An exhibition of colorful maps erasing Israel and presenting it as “Palestine” was funded by a Norwegian NGO, according to Palestinian Media Watch – and its sponsors include the Norwegian government and other international donors.
Photos of the exhibit uncovered on a Palestinian Arab website show maps with “This is Palestine” across the top and noting that the area is “27,009 square kilometers” – an area that includes all of Israel.
Another map shows “the borders of Palestine” as Israel’s borders, including the Mediterranean Sea, Lebanon, Syria, Jordan and Egypt.

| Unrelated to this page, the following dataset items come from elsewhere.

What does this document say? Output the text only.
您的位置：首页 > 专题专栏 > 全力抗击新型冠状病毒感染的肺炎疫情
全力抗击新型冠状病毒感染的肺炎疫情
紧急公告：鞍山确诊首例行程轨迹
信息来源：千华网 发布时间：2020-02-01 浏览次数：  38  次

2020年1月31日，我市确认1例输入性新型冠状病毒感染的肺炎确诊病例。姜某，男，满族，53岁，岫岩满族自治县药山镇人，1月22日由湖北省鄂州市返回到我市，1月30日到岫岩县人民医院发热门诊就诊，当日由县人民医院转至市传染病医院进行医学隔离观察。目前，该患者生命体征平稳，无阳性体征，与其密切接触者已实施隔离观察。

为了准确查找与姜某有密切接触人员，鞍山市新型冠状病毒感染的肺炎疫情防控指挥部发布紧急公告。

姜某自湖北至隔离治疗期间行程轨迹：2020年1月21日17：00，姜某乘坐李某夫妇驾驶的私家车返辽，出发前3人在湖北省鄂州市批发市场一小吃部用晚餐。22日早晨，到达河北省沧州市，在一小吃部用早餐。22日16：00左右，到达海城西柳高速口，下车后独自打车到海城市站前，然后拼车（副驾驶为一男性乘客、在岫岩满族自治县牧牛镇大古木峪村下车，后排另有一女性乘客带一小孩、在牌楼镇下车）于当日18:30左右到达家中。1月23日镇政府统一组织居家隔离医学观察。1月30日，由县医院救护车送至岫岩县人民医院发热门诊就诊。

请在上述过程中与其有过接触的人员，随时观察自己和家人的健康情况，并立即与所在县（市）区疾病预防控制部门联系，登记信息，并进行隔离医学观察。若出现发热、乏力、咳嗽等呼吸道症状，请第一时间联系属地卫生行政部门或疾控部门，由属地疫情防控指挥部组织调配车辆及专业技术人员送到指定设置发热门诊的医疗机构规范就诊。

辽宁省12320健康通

A third map shows Israeli cities, e.g. Be’er Sheva, Haifa, and Safed, as “Palestinian cities.”
The NGO, Norwegian People’s Aid (NPA), is expressly working to support Palestinian Arabs’ “return for their homeland,” as stated on their website, in “the struggle to have recognition of the rights of the refugees to eventually return to their homeland after more than 60 years, and while they are staying in Lebanon the struggle for their basic civil rights and rights to basic services, to work and housing.”
NPA’s published list of 2012 sponsors and donors include the US State Department, USAID – US Agency for International Development, the EU and UN, the Dutch and Swedish ministries of foreign affairs, Germany and other governments, in addition to the Norwegian Ministry of Foreign Affairs and NORAD – the Norwegian Agency for Development Cooperation.
Palestinian Arab media and organizations regularly perpetuate the claim that Israel is “Palestine,” and present maps and propaganda erasing Israel from history and claiming that Israeli Jewish cities are Palestinian.
But the revelation also follows a separate map controversy, after English-language publishing giant HarperCollins was forced to apologize for distributing atlases which literally erased Israel from the map.
HarperCollins had been distributing the atlases via its subsidiary Collins Bartholomew, which specializes in maps, throughout Arab countries in the Middle East, depicting Jordan and Syria extending all the way to the Mediterranean Sea.